As a child-safe organisation, we consciously and publicly commit to putting the safety and wellbeing of children at the centre of our values, thoughts and actions.CSO director Chris Smyth
"That's the great benefit of low fee Catholic schools - it gives choice to the community," said Mr Smyth.
"Catholic schools in this Diocese are enjoying strong enrolments despite the pressures of drought and declining small town populations and are open to all students, irrespective of their faith tradition.
"Recent controversies in the Church have not impacted on enrolments because our parents know and understand that our schools are safe places for their children. All of our schools strictly comply with all government child protection guidelines.
"As a child-safe organisation, we consciously and publicly commit to putting the safety and wellbeing of children at the centre of our values, thoughts and actions. To be effective, safeguarding requires genuine engagement with, listening, valuing and responding to children: respecting and upholding their rights and inherent dignity."
NAPLAN and HSC results also show the schools in the Diocese are performing comparatively well despite the challenges of rural and remote education.
"We have invested a lot of time and professional development over the last three or four years in building the ability of our teachers to improve numeracy and literacy in our schools," Mr Smyth said.
"One of the reasons we are performing well is we have dedicated literacy blocks.
It's not about the consequences it's about the effect on othersChris Smyth
"We also introduced co-teaching in most of our schools which means two or three teachers working with groups of students based on the student's ability.
"Watching each other work also helps to build the capacity of the teachers because they learn better from each other when they are are not locked in a room on their own - it's a deprivatisation of teaching.
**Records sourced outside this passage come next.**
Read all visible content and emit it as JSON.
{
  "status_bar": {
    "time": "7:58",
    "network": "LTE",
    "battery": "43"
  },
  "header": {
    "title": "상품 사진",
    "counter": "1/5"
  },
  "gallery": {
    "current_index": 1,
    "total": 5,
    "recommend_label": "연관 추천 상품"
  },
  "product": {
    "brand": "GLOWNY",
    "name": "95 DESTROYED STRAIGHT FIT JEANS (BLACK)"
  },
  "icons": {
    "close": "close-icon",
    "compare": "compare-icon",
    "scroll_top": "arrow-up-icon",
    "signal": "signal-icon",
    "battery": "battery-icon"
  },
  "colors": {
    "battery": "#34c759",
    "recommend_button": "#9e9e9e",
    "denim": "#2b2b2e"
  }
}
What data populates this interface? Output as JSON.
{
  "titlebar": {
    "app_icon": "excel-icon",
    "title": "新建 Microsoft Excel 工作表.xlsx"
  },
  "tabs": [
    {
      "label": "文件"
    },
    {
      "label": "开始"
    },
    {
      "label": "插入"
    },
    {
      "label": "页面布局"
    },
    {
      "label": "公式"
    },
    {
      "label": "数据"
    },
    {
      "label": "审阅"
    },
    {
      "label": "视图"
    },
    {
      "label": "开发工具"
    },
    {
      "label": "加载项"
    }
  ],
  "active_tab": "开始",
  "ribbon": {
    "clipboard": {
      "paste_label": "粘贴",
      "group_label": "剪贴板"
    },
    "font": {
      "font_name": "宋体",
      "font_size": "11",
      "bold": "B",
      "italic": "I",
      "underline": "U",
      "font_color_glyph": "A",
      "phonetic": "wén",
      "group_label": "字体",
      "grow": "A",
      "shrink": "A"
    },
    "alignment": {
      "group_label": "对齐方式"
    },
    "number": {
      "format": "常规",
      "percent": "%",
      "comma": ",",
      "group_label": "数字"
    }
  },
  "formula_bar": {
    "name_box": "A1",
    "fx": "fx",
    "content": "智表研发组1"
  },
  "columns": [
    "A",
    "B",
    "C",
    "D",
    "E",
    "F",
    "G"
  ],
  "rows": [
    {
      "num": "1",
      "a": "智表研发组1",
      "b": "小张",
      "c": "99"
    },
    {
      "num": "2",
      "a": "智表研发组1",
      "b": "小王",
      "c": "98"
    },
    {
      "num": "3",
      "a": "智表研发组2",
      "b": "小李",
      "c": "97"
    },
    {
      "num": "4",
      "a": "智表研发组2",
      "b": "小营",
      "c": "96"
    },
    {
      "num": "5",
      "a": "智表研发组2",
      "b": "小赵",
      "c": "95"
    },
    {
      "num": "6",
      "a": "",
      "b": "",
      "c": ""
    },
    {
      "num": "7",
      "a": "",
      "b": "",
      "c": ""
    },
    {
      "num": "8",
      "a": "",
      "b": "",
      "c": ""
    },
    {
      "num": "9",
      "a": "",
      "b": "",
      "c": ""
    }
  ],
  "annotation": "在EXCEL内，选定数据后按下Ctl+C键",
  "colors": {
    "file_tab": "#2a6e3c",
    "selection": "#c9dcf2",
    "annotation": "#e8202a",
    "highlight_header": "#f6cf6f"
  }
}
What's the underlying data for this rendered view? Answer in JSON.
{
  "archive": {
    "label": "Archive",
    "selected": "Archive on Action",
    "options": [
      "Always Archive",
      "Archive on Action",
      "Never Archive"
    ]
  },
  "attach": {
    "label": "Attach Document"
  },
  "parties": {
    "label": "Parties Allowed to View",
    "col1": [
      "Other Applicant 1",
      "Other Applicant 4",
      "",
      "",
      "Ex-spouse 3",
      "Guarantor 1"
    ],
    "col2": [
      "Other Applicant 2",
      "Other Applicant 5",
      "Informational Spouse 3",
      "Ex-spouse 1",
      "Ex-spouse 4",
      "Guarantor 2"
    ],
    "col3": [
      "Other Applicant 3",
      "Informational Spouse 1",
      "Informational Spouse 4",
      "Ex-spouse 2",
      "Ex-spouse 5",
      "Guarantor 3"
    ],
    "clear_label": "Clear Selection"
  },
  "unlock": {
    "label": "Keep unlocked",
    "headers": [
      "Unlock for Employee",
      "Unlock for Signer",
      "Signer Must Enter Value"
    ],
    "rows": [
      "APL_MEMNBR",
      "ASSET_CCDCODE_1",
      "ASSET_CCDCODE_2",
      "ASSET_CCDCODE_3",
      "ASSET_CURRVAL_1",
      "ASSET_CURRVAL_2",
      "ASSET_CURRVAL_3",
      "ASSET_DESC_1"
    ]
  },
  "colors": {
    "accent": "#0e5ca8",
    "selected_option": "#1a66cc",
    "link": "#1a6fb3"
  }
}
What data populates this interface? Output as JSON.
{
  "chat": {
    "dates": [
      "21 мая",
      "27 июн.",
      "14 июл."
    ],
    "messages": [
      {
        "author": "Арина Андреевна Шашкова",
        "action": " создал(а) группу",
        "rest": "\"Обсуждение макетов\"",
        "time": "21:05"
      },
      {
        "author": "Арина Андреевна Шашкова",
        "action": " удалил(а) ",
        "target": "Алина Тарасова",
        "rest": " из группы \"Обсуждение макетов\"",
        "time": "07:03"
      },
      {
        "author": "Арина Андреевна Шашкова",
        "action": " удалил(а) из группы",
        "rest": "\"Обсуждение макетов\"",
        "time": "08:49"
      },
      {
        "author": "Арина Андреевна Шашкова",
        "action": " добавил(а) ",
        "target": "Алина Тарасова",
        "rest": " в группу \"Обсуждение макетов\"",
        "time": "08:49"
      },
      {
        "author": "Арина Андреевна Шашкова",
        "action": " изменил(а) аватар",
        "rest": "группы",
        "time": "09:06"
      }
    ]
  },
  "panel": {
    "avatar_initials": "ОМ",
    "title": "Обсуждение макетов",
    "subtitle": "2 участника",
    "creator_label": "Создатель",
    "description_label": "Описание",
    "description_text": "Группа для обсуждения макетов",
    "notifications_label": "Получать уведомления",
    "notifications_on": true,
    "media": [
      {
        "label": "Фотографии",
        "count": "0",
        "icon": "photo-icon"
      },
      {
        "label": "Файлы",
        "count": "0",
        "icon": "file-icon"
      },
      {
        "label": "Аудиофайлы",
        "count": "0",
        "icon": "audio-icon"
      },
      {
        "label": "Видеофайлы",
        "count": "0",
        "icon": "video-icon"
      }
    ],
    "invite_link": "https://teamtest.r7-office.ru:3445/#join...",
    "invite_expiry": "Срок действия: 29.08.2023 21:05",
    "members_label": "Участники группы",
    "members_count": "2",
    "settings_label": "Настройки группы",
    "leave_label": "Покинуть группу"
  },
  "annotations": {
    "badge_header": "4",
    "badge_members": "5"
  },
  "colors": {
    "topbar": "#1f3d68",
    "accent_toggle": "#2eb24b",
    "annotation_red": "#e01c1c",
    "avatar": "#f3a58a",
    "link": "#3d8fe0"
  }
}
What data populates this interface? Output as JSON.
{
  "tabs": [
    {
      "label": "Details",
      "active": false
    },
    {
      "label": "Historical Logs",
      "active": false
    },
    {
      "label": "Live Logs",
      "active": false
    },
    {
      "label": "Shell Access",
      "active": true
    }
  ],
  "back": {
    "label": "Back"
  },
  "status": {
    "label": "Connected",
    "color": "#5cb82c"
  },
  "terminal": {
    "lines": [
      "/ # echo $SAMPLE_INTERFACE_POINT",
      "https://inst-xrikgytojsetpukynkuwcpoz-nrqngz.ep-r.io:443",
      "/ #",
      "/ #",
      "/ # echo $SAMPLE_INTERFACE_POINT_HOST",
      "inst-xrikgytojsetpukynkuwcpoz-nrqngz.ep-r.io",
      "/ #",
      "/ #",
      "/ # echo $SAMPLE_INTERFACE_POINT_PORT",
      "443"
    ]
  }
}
"In small places like Walcha it just happens during the literacy block but in some of the larger schools like Tamworth, Armidale, Gunnedah, Inverell and Moree it happens all day in flexible learning spaces."
Ultimately though it is the relationships within each school community which play a large part in its success Mr Smyth said.
"The success of the schools resides in their strong commitment to academic excellence and pastoral care," Mr Smyth said.
"The quality pastoral care is based on the core values of the Catholic faith community. The positive relationships between students and teachers supports the learning outcomes for all students.
"We have strong approaches around bullying and building relationships as well as behaviour management strategies that give students the ability to learn from their mistakes and understand the effect their behaviour is having on other people.
"It's not about the consequences it's about the effect on others."